One day, the greenhouse started to leak. The client complained to the upstairs neighbor and nothing was done to improve the situation, so we sued them. After making contact with the defendant’s attorney, we entered into an agreement that would put the suit on hold while the upstairs neighbor rebuilt the greenhouse and roof. We included provisions that stated that any work on the greenhouse would have to be approved by our architect (to make it more likely that the work was done better than the leaking original).
Years went by and the repairs dragged on, so we had the space inspected again and not surprisingly, mold was found. That started a lengthy remediation process, further pushing out my client’s move back to her apartment. The upstairs neighbor through his insurance company was paying a monthly amount to subsidize the alternative apartment in which the plaintiff was living, but we were concerned how the defendant would fully compensate the client for the damage of waiting, waiting, waiting to move in again.
Two things happened:
- We separately reached an agreement with the condo association’s insurance company, for “half” the damages. They wanted to stop hemorrhaging attorneys’ fees and an uncertain lawsuit.
- We put together a spreadsheet itemizing the approximate rental value of the client’s apartment, which is quite high because it’s a very small, exclusive building in a very desirable neighborhood.
Despite the settlement with the associations’ insurance company, the case against the upstairs neighbor was still pending — until the repairs were completed. It was time to talk about how to make my client whole again; she still could not move in because she was forced to get her water-damaged apartment renovated.
Our analysis accounted for the money that defendant had contributed toward subsidizing the plaintiff’s housing, a lesser apartment compared to the very fine apartment that had become unlivable because of the mold and the delayed repairs to the greenhouse/rooftop.

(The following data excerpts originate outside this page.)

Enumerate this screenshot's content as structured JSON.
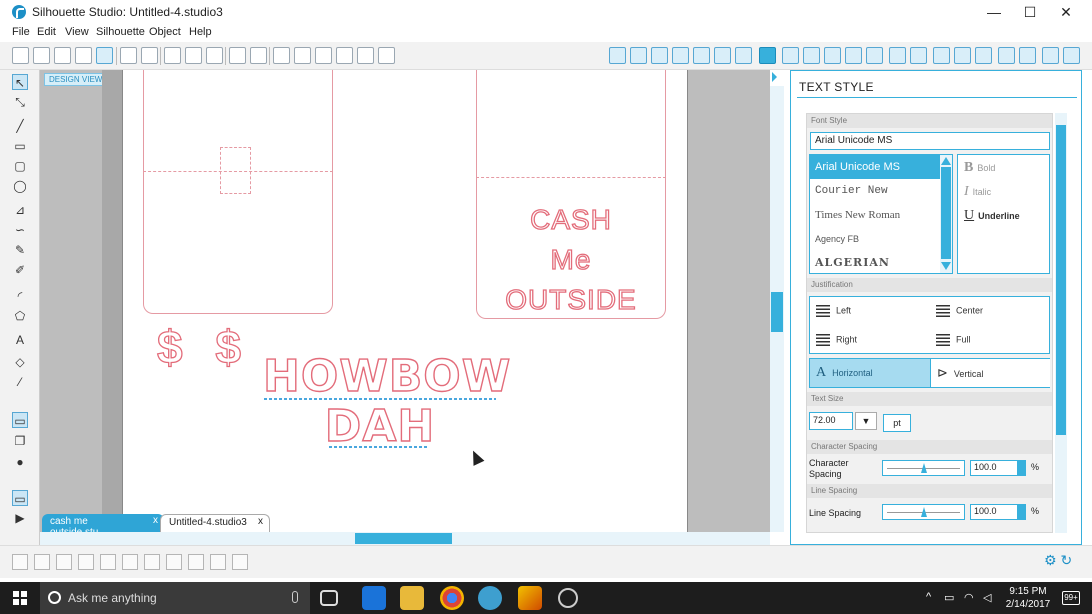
{
  "window": {
    "title": "Silhouette Studio: Untitled-4.studio3",
    "minimize": "—",
    "maximize": "☐",
    "close": "✕"
  },
  "menu": [
    "File",
    "Edit",
    "View",
    "Silhouette",
    "Object",
    "Help"
  ],
  "canvas": {
    "badge": "DESIGN VIEW",
    "cash_lines": [
      "CASH",
      "Me",
      "OUTSIDE"
    ],
    "dollars": "$ $",
    "howbow_lines": [
      "HOWBOW",
      "DAH"
    ]
  },
  "tabs": [
    {
      "label": "cash me outside.stu...",
      "close": "x"
    },
    {
      "label": "Untitled-4.studio3",
      "close": "x"
    }
  ],
  "panel": {
    "title": "TEXT STYLE",
    "font_style_label": "Font Style",
    "font_value": "Arial Unicode MS",
    "fonts": [
      "Arial Unicode MS",
      "Courier New",
      "Times New Roman",
      "Agency FB",
      "ALGERIAN"
    ],
    "styles": [
      {
        "glyph": "B",
        "label": "Bold"
      },
      {
        "glyph": "I",
        "label": "Italic"
      },
      {
        "glyph": "U",
        "label": "Underline"
      }
    ],
    "justification_label": "Justification",
    "justify": [
      "Left",
      "Center",
      "Right",
      "Full"
    ],
    "orientation": [
      "Horizontal",
      "Vertical"
    ],
    "text_size_label": "Text Size",
    "text_size": "72.00",
    "text_size_unit": "pt",
    "char_spacing_section": "Character Spacing",
    "char_spacing_label": "Character Spacing",
    "char_spacing_value": "100.0",
    "line_spacing_section": "Line Spacing",
    "line_spacing_label": "Line Spacing",
    "line_spacing_value": "100.0",
    "percent": "%"
  },
  "taskbar": {
    "search_placeholder": "Ask me anything",
    "time": "9:15 PM",
    "date": "2/14/2017",
    "notifications": "99+"
  },
  "colors": {
    "accent": "#37b0dc",
    "cut_line": "#e36c7a",
    "taskbar": "#1d1d1d"
  }
}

Not surprisingly, the consultant whom the defendant hired came back to us with a rental appraisal that was for half the value that we had calculated. Our rental appraiser reviewed the expert’s report that defendant had purchased. He gave a lot of reasons why their appraisal was inaccurate in the extreme, starting with the fact that they based their comparison on buildings that had hundreds of units. Our client’s building has less than ten units; each resident has a floor. Plus, defendant’s guy looked for comps that were relatively far away, ignoring more appropriate — and expensive — rentals nearby.

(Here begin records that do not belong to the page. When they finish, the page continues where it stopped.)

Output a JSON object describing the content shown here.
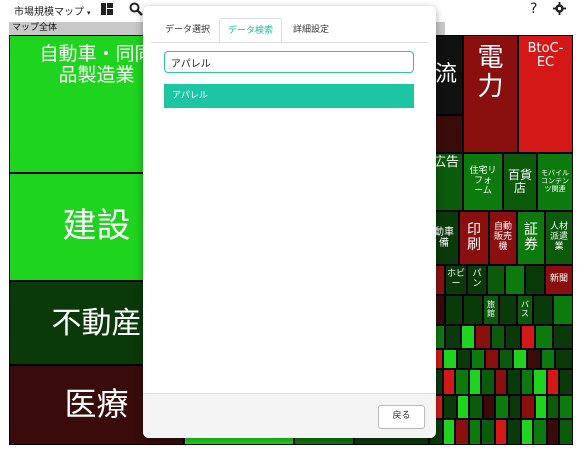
{
  "header": {
    "app_title": "市場規模マップ",
    "caret": "▾",
    "help": "?",
    "icons": [
      "dashboard-icon",
      "search-zoom-icon",
      "help-icon",
      "gear-icon"
    ]
  },
  "map": {
    "section_label": "マップ全体",
    "cells": {
      "c1": "自動車・同同\n品製造業",
      "c2": "建設",
      "c3": "不動産",
      "c4": "医療",
      "c5": "流",
      "c6": "電\n力",
      "c7": "BtoC-\nEC",
      "c8": "広告",
      "c9": "住宅リ\nフォ\nーム",
      "c10": "百貨\n店",
      "c11": "モバイル\nコンテン\nツ関連",
      "c12": "動車\n備",
      "c13": "印\n刷",
      "c14": "自動\n販売\n機",
      "c15": "証\n券",
      "c16": "人材\n派遣\n業",
      "c17": "ホビ\nー",
      "c18": "パ\nン",
      "c19": "新聞",
      "c20": "旅\n館",
      "c21": "バ\nス"
    }
  },
  "modal": {
    "tabs": [
      "データ選択",
      "データ検索",
      "詳細設定"
    ],
    "active_tab": "データ検索",
    "search_value": "アパレル",
    "results": [
      "アパレル"
    ],
    "back_label": "戻る"
  }
}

I wrote back to the attorney for the defendant/insurance company, and laid out all the reasons why we were not going to “split the difference” between their report and ours — neither in settlement nor litigation — and that plaintiff was entitled to a substantial sum after all these years.
He came back with an offer for slightly less than what we demanded, and we settled.
It was a long time in coming, and my client has gone through a lot of grief. She asked about collecting for pain and suffering, but that’s not possible in this kind of dispute, unless she could show that she suffered special mental anguish because of being out of the apartment (which would be difficult to prove).
In my estimation the settlement was very close to the actual value of the dispute, and we got it without incurring the expense of going through discovery or going to trial. So: it took a while; it took some attorneys’ fees; but it was resolved for an amount that accounted for how long the client had to wait for closure.